Author: Dann Corbit
Date: 21:39:05 05/11/00
Go up one level in this thread
On May 12, 2000 at 00:28:50, stuart taylor wrote: >On May 11, 2000 at 15:39:50, Dann Corbit wrote: >>On May 11, 2000 at 15:33:09, Jason Williamson wrote: >>>On May 11, 2000 at 15:29:18, Dann Corbit wrote: >>>>On May 11, 2000 at 15:14:30, Rajen Gupta wrote: >>>>>Hi all: i read on the chessbase site that junior will be playing in the >>>>>supergrandmaster tournament on an 8 proceesor system-i thought that the maximum >>>>>number of CPUs for a xeon based system is 4 and for a coppermine based system >>>>>was 2.Will junior be playing on an alpha based system or has intel now built >>>>>motherboards that can take more than 4 xeons? >>>> >>>>ProLiant 8500: >>>>http://www.nt-advantage.com/adv-1999-09/adv-09-8way-pov.html >>>> >>>>If it were ported to Alpha, he could have a lot more CPU's than that. >>>>Ludicrously more: >>>>http://www.digital.com/hpc/news/news_hptc_review2000.html >>>More?

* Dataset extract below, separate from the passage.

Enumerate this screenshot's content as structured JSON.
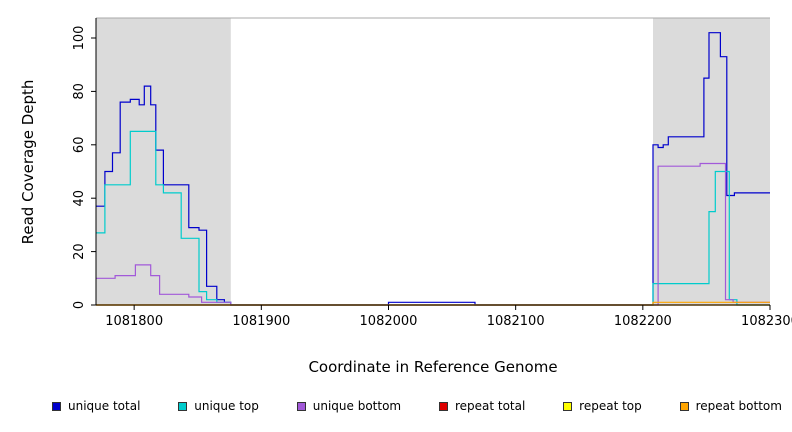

On 8 processors that program will be scary.... Of course on 100 >>>processors it would be even more scary. :)) >> >>The high performace computing review mentions 512 CPU Alpha systems, and of >>course, these systems cluster so you can basically create as many CPUs as you >>want. Even thousands. The specifically mention a 4TF system. 4000GF or >>4000000MF. Not bad. > >The Junior (upgrade test version-I presume) which they will be playing, how >might it compare to deeper blue? Apples to oranges. Deeper Blue was a hardware behemoth. Deep Junior on a multiple CPU machine is a software leviathon. Don't tangle with either one, or blood will be running out of your ears. >If not on 8 proccessors, how many proccessoes >would do it? There is no way to compare. The algorithms were different. The hardware capability is different by orders of magnitude. The only way to know how comparable they might be is to play a few hundred games between them. Don't hold your breath for that to happen.